When thinking of spiders, you’re probably picturing a brown recluse, black widow or even a hairy tarantula. Gardeners, however, are familiar with another type of spider – the spider mite – which can wreak havoc on your garden.

We have several more weeks in which spider mites typically are active. They thrive in hot, dry weather and can become a severe problem.

While your typical spiders are fairly large and easy to see, spider mites are quite small and barely visible to the naked eye. Often referred to as a red spider, the spider mite begins its lifecycle with just six legs, but soon gains two more to become more spider-like in all other stages of their lifecycle. Spider mites are not insects, but instead are related to spiders and ticks.

Very few plants are completely immune to spider mites, but tomatoes and marigolds are just a couple of their favorites.

Oklahoma features several different species of the spider mite. While many of them are reddish in color, others are more brownish or pale greenish. Another distinguishing mark is two or more darker spots on the back.

Some species do follow along with traditional spiders by spinning a fine, irregular web over the infested parts of plants, but other species spin very little or no webbing. Webbing may be present around colonies on leaves, stems and fruit.

With a light infestation, gardeners may start noticing a pattern of small, pale spots on plant leaves.
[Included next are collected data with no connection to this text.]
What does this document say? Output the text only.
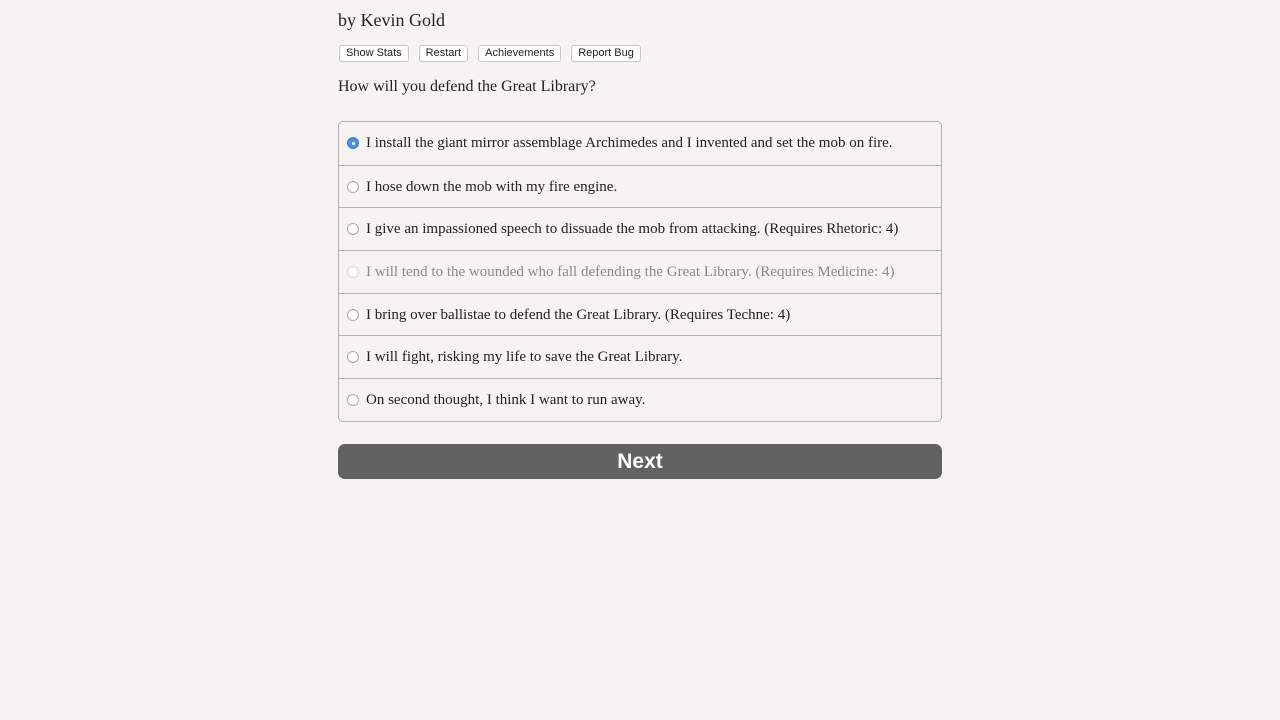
by Kevin Gold
Show Stats	Restart	Achievements	Report Bug
How will you defend the Great Library?
I install the giant mirror assemblage Archimedes and I invented and set the mob on fire.
I hose down the mob with my fire engine.
I give an impassioned speech to dissuade the mob from attacking. (Requires Rhetoric: 4)
I will tend to the wounded who fall defending the Great Library. (Requires Medicine: 4)
I bring over ballistae to defend the Great Library. (Requires Techne: 4)
I will fight, risking my life to save the Great Library.
On second thought, I think I want to run away.
Next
A heavier infestation has occurred when the spots begin to run together, causing the death of a leaf or needle or reduced fruit production. Unfortunately, this type of damage often is the only sign of an infestation.

So, how do you control spider mites? Select crops that are well adapted to the local climate and soil. In addition, pests can be kept in check by maintaining a healthy crop through cultural practices such as proper fertilizing and irrigation. Finally, preventing small infestations from becoming larger, more destructive infestations is ideal. At first signs of an infestation, a strong stream of water can often be used to wash the mites off of the plants and keep the infestation to a manageable level. Regular washing can keep spider mites under control on most landscape plants. This technique also helps conserve natural predators.

Of course, spider mite control also can be achieved with applications of insecticidal soaps or horticultural oils. Make sure you get good coverage on the plants, especially the feeding sites on the undersurface of leaves. Several applications may be necessary. Be sure to select a product listed to control spider mites and be sure to read and follow all label directions.